BACKGROUND: Postoperative patients come to the PACU where pain and anxiety are priorities in care. Creating healing environments in PACU is often difficult due to open bays and constant movement and patient transports from operating rooms. Medication is often offered to relieve patients’ unrest in the anxiety-provoking environment, which leads to increased medication needs and prolonged admissions. Studies demonstrate how music therapy with current care practices effectively decrease pain, anxiety, and medication requirements in the PACU.

LOCAL PROBLEM: The setting was the main PACU of a Level I trauma hospital in Tennessee. The PACU nurse manager identified increased medication needs due to a poor healing environment and extended recovery times as a problem in the unit. The purpose of this initiative was implementing music therapy as a nonpharmacological pain intervention in hopes of decreasing pain and anxiety scores by 25% within patient recovery.

METHODS: The Evidence-based Practice Improvement (EBPI) model was used to guide this project. PDSA (plan-do-study-act) cycles determined music therapy implementation via computers within patient slots. Phase 1 collected 300 patient data scores determining baseline pain and anxiety, and phase 2 collected the same with addition of music therapy. Satisfaction surveys were completed in patients who had music therapy in phase 2.

INTERVENTIONS: Patients rated pain between 0 and 10 on the Numeric Rating Scale. Anxiety rated similarly with the Visual Analogue Scale for Anxiety. A two-part satisfaction survey was completed in music therapy patients.
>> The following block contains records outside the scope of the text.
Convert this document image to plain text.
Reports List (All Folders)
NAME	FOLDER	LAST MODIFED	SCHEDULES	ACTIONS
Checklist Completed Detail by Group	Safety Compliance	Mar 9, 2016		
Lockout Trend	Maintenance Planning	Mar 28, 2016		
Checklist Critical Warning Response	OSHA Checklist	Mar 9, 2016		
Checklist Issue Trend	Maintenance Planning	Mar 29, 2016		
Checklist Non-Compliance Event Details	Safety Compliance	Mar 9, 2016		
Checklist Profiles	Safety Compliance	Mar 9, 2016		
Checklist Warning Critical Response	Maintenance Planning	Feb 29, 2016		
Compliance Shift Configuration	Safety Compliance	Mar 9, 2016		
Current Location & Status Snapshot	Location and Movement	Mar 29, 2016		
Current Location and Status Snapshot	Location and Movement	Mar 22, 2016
RESULTS: The sole interaction between music therapy with pain and anxiety scores was not statistically significant; however, in patients who felt pain and anxiety arriving to PACU, there was a statistically significant relationship between music satisfaction and music’s benefit in reducing pain and anxiety.

CONCLUSIONS: Implementing music therapy in PACU is a zero-cost quality improvement practice change with potentially positive impacts on both patients and staff in recovery units.